Net-ionic equation for the following titration at the equivalence point..

1. Strong acid (HA) and Strong Base (MOH):

HA + MOH = M⁺A^- + H₂O

2. Weak acid (HB) and Strong Base (MOH):

HB + MOH = M⁺B^- + H₂O

At equivalence point salt will be hydrolysed..

B^- + H₂O = HB + OH^- .... Net reaction at equivalence point.

3. Weak base (B) and Strong acid (HA):

HA + BOH = B⁺A^- + H₂O

B⁺ + H₂O = BOH + H⁺.... Net reaction at equivalence point.

The titration curves:

1. Adding 100 mL of 1.0M NaOH to 50.0 mL of 1.0M HCl.

This is a titration of strong acid with a strong base.
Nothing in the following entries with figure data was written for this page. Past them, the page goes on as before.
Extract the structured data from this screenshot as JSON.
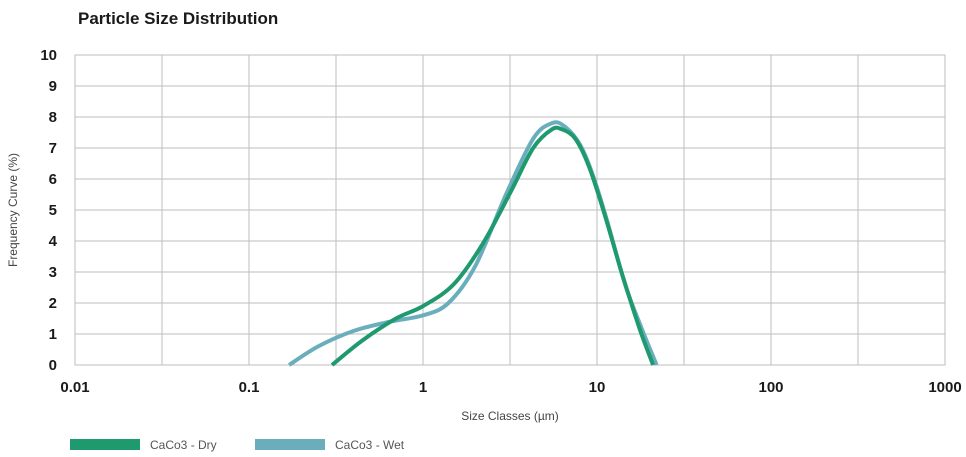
{
  "chart_data": {
    "type": "line",
    "title": "Particle Size Distribution",
    "xlabel": "Size Classes (µm)",
    "ylabel": "Frequency Curve (%)",
    "x_scale": "log",
    "xlim": [
      0.01,
      1000
    ],
    "ylim": [
      0,
      10
    ],
    "x_ticks": [
      "0.01",
      "0.1",
      "1",
      "10",
      "100",
      "1000"
    ],
    "x_tick_values": [
      0.01,
      0.1,
      1,
      10,
      100,
      1000
    ],
    "y_ticks": [
      "0",
      "1",
      "2",
      "3",
      "4",
      "5",
      "6",
      "7",
      "8",
      "9",
      "10"
    ],
    "grid": true,
    "legend_position": "bottom-left",
    "series": [
      {
        "name": "CaCo3 - Dry",
        "color": "#1f9a6e",
        "points": [
          [
            0.3,
            0.0
          ],
          [
            0.45,
            0.8
          ],
          [
            0.7,
            1.5
          ],
          [
            1.0,
            1.9
          ],
          [
            1.5,
            2.6
          ],
          [
            2.2,
            3.9
          ],
          [
            3.2,
            5.6
          ],
          [
            4.3,
            7.0
          ],
          [
            5.5,
            7.6
          ],
          [
            6.3,
            7.6
          ],
          [
            7.5,
            7.3
          ],
          [
            9.0,
            6.4
          ],
          [
            11.0,
            4.9
          ],
          [
            14.0,
            2.9
          ],
          [
            17.5,
            1.2
          ],
          [
            21.0,
            0.0
          ]
        ]
      },
      {
        "name": "CaCo3 - Wet",
        "color": "#6aaebe",
        "points": [
          [
            0.17,
            0.0
          ],
          [
            0.25,
            0.6
          ],
          [
            0.4,
            1.1
          ],
          [
            0.65,
            1.4
          ],
          [
            1.0,
            1.6
          ],
          [
            1.4,
            2.0
          ],
          [
            2.0,
            3.2
          ],
          [
            3.0,
            5.5
          ],
          [
            4.3,
            7.3
          ],
          [
            5.5,
            7.8
          ],
          [
            6.5,
            7.7
          ],
          [
            8.0,
            7.1
          ],
          [
            9.5,
            6.1
          ],
          [
            11.5,
            4.6
          ],
          [
            14.5,
            2.6
          ],
          [
            18.0,
            1.2
          ],
          [
            22.0,
            0.0
          ]
        ]
      }
    ]
  }
}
Use the relation V₁S₁=V₂S₂ to determine the conc of H+ in the solution and determine pH.

Volume of alkali added                                 pH

0                                                                         0.00

25                                                                       0.48(mid point)
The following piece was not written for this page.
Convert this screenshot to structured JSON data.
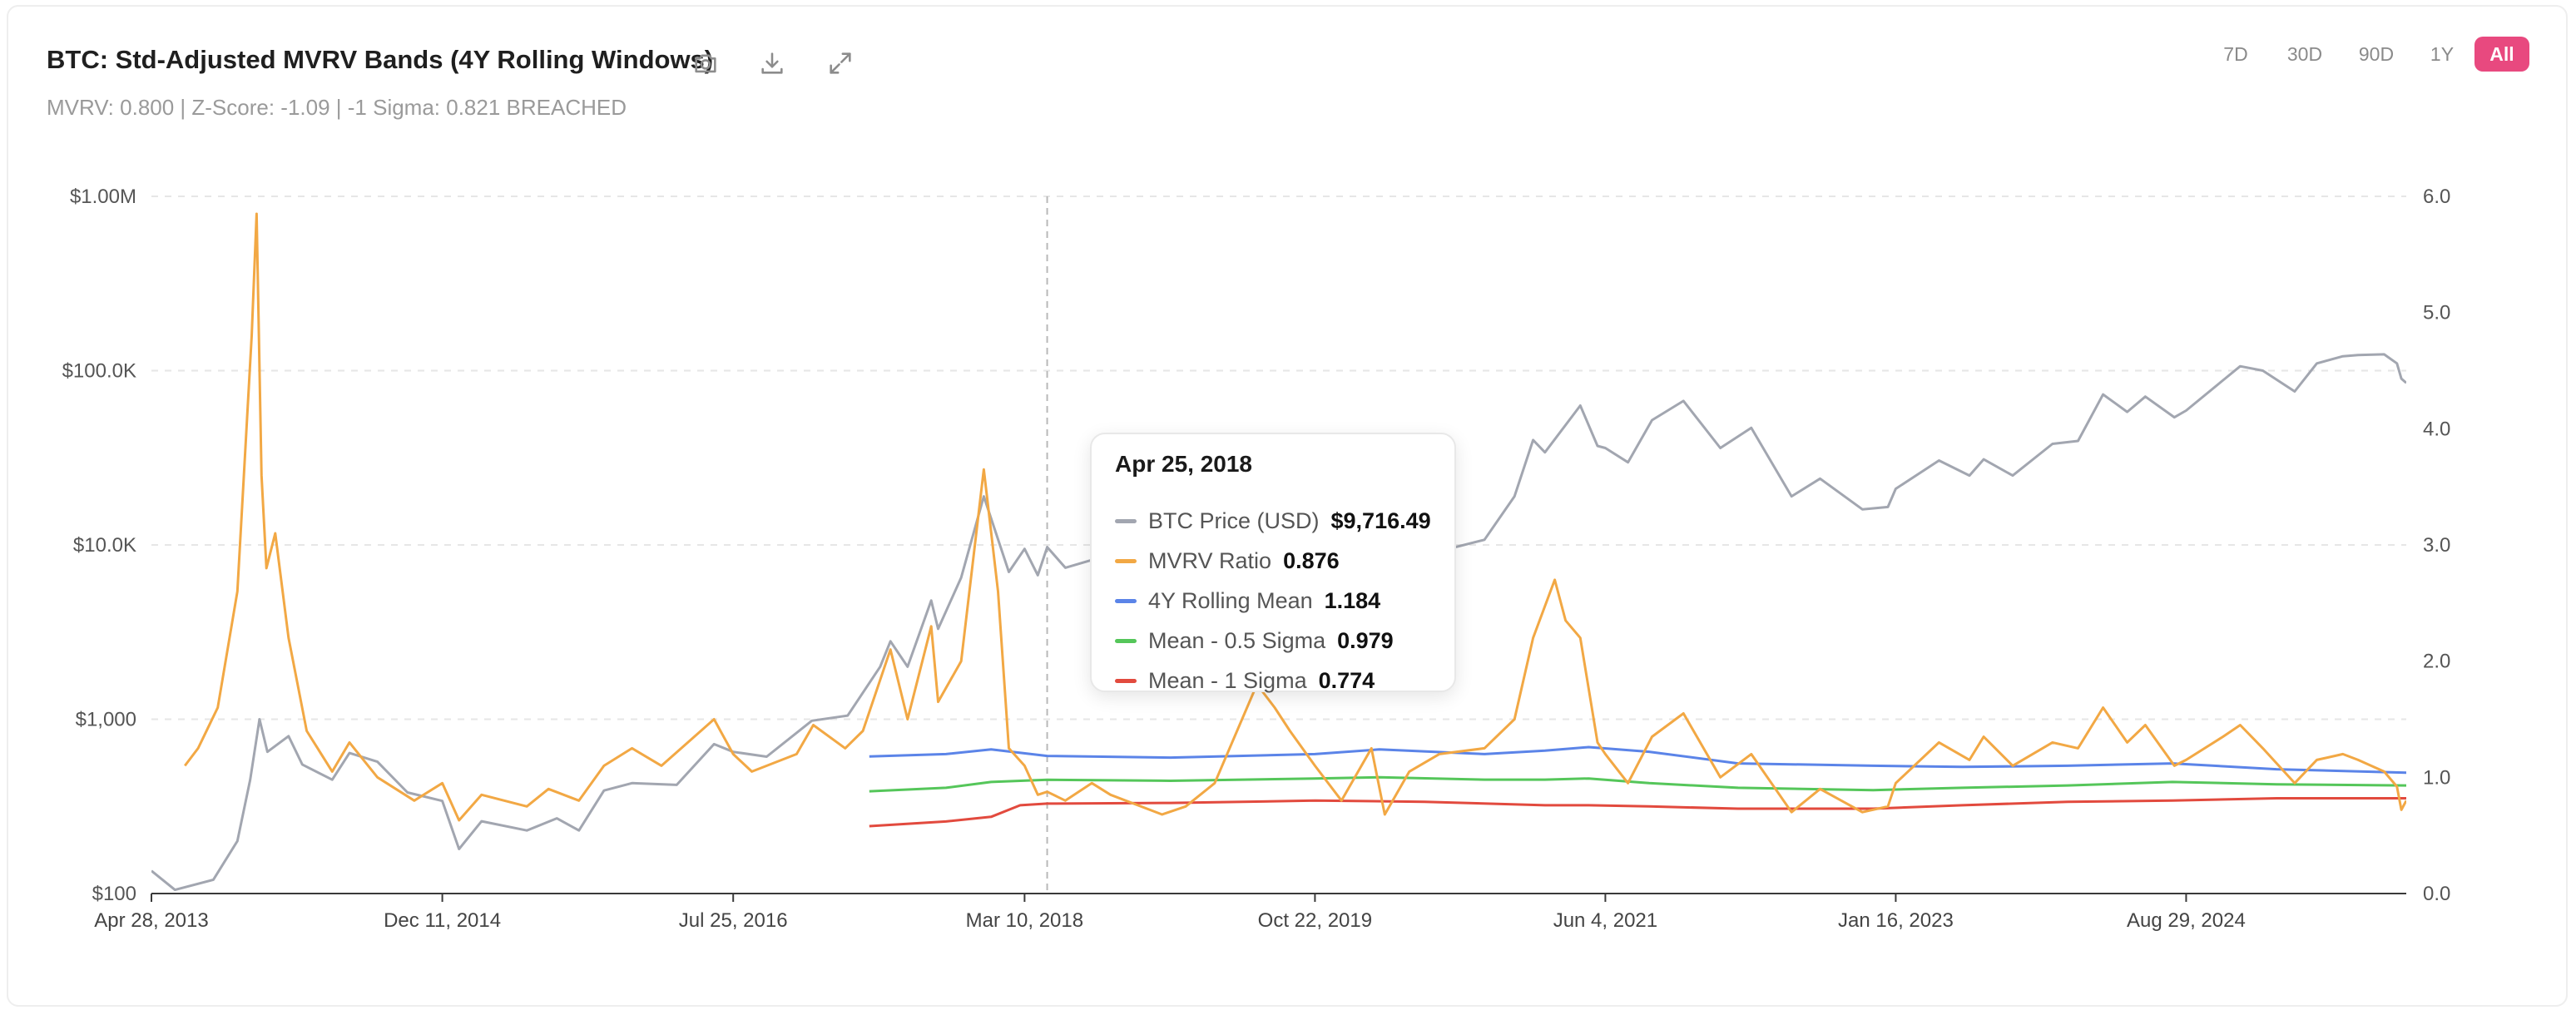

50                                                                       7.00(eqv point)

50.1                                                                   11.00

50.5                                                                   11.70

2. Adding 100 mL of 1.0 M NaOH to 50 mL of 1.0M HCN.
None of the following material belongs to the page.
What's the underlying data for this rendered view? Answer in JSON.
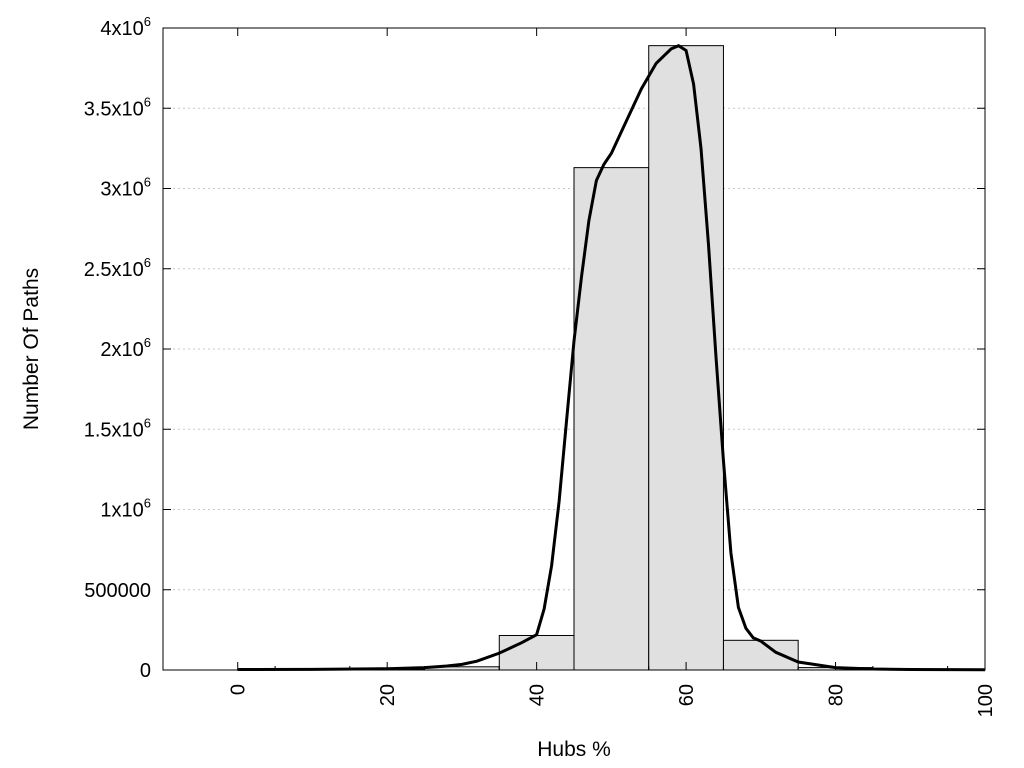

HCN andNaCN will act as buffer upto eqv point. Before eqv point pH can be measured using Henderson equation pH= pK_a + log [salt]/ [acid]. At mid point salt and base concentration will be same, hence pH= pK. At eqv point CN^- will be hydrolysed and pH can be measured using the eqn pH= 0.5[pK_w + pK_a + logC].After eqv point pH can be measured simply by determining conc of OH^- in the solution.

Volume of alkali added                                 pH

0                                                                         0

25                                                                       9.2

50                                                                       11.4

50.5                                                                   11.7

3. Adding 100 mL of 0.10 M HCl to 50 mL of 0.10 NH₃:

Same method as above. The equations will be slightly changed.

pOH = pK_b + log [salt]/[base] upto eqv point

pH= 14 -pOH

At eqvpoint, pH= 0.5[pK_w - pK_b - logC]

Volume of acid added                                   pH

0                                                                         13.3

25                                                                       9.3

50                                                                       5.3

50.1                                                                   4

If the eqv point comes at pH=7, then you can assume that the solutions you are using are strong acid and base. If eqv point comes below 7 you can assume that the acid is strong and the base is weak. If eqv point comes above 7, the base is strong and the acid is weak.